You say that "environment" makes the implicit message. But how do you learn about environment? How do you learn if a person who made a joke is a racist? Is he a racist because he makes racist statements? And his statements are racist because he is racist? Because he is surrounded by "racist circles" whose racism is determined the same way?

You still don't see that this is exactly the circular reasoning that eventually makes you to identify "racism" as simply what you don't like. You don't like Trump? So you search for any "racist, sexist and other type of bigotry" in his speach, and of course you find it. And since you found racism and sexism in his words and actions, he is definitely racist and sexist.

But, as you have said, this kind of reasoning (if you call that reasoning) goes both ways. So if someone doesn't like James Gunn, Anita Sarkeesian, Carl Benjamin, you name it - that someone will find racist intent in their jokes and speeches. After all, they are racists egro intent of their statements is racism, which proves that they are racists.

Though in reality it all stems from simple dislike for certain person. And since you dislike that person, this person is a racist, sexist, homophobe, pedophile, anything you want this person to be - all you need to do is find statements that prove your initial suggestion. And since in your view context defines intent and you already know the context there is no problem to find that proof - it stems from your suggestion.
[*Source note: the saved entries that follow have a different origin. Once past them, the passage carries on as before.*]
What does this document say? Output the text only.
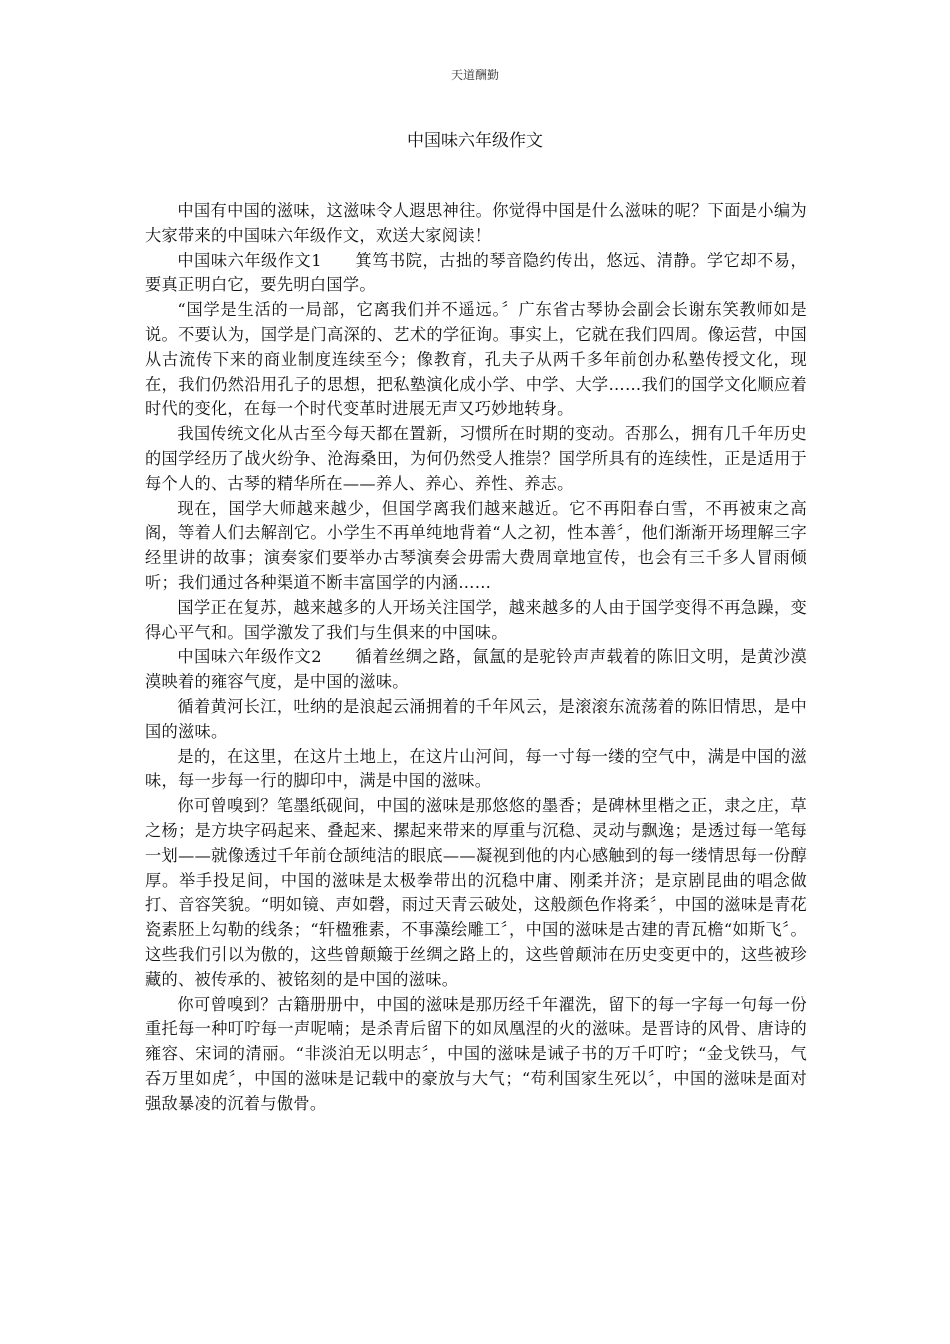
天道酬勤
中国味六年级作文

中国有中国的滋味，这滋味令人遐思神往。你觉得中国是什么滋味的呢？下面是小编为大家带来的中国味六年级作文，欢送大家阅读！

中国味六年级作文1　　箕笃书院，古拙的琴音隐约传出，悠远、清静。学它却不易，要真正明白它，要先明白国学。

“国学是生活的一局部，它离我们并不遥远。〞广东省古琴协会副会长谢东笑教师如是说。不要认为，国学是门高深的、艺术的学征询。事实上，它就在我们四周。像运营，中国从古流传下来的商业制度连续至今；像教育，孔夫子从两千多年前创办私塾传授文化，现在，我们仍然沿用孔子的思想，把私塾演化成小学、中学、大学……我们的国学文化顺应着时代的变化，在每一个时代变革时进展无声又巧妙地转身。

我国传统文化从古至今每天都在置新，习惯所在时期的变动。否那么，拥有几千年历史的国学经历了战火纷争、沧海桑田，为何仍然受人推崇？国学所具有的连续性，正是适用于每个人的、古琴的精华所在——养人、养心、养性、养志。

现在，国学大师越来越少，但国学离我们越来越近。它不再阳春白雪，不再被束之高阁，等着人们去解剖它。小学生不再单纯地背着“人之初，性本善〞，他们渐渐开场理解三字经里讲的故事；演奏家们要举办古琴演奏会毋需大费周章地宣传，也会有三千多人冒雨倾听；我们通过各种渠道不断丰富国学的内涵……

国学正在复苏，越来越多的人开场关注国学，越来越多的人由于国学变得不再急躁，变得心平气和。国学激发了我们与生俱来的中国味。

中国味六年级作文2　　循着丝绸之路，氤氲的是驼铃声声载着的陈旧文明，是黄沙漠漠映着的雍容气度，是中国的滋味。

循着黄河长江，吐纳的是浪起云涌拥着的千年风云，是滚滚东流荡着的陈旧情思，是中国的滋味。

是的，在这里，在这片土地上，在这片山河间，每一寸每一缕的空气中，满是中国的滋味，每一步每一行的脚印中，满是中国的滋味。

你可曾嗅到？笔墨纸砚间，中国的滋味是那悠悠的墨香；是碑林里楷之正，隶之庄，草之杨；是方块字码起来、叠起来、摞起来带来的厚重与沉稳、灵动与飘逸；是透过每一笔每一划——就像透过千年前仓颉纯洁的眼底——凝视到他的内心感触到的每一缕情思每一份醇厚。举手投足间，中国的滋味是太极拳带出的沉稳中庸、刚柔并济；是京剧昆曲的唱念做打、音容笑貌。“明如镜、声如磬，雨过天青云破处，这般颜色作将柔〞，中国的滋味是青花瓷素胚上勾勒的线条；“轩楹雅素，不事藻绘雕工〞，中国的滋味是古建的青瓦檐“如斯飞〞。这些我们引以为傲的，这些曾颠簸于丝绸之路上的，这些曾颠沛在历史变更中的，这些被珍藏的、被传承的、被铭刻的是中国的滋味。

你可曾嗅到？古籍册册中，中国的滋味是那历经千年濯洗，留下的每一字每一句每一份重托每一种叮咛每一声呢喃；是杀青后留下的如凤凰涅的火的滋味。是晋诗的风骨、唐诗的雍容、宋词的清丽。“非淡泊无以明志〞，中国的滋味是诫子书的万千叮咛；“金戈铁马，气吞万里如虎〞，中国的滋味是记载中的豪放与大气；“苟利国家生死以〞，中国的滋味是面对强敌暴凌的沉着与傲骨。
And you can talk about "snowflake/broflake symmetry" all you want (in fact there is indeed no difference between alt-right trolls and SJWs - case of James Gunn is a proof of that), but that doesn't change the fact that it were people like you, self-righteous and presuming they know people's mind by their sheer high morality, who introduced that kind of reasoning based on one's offended feelings to the world and made it a norm.
Precisely.
george carlin said fuck the children once. good thing he's safe from the sjw pitchforks.. for now.
kinda funny that those people are so busy flipping out about the things someone says that they have no time left for the people who actually do these things. but that would require a spine and work.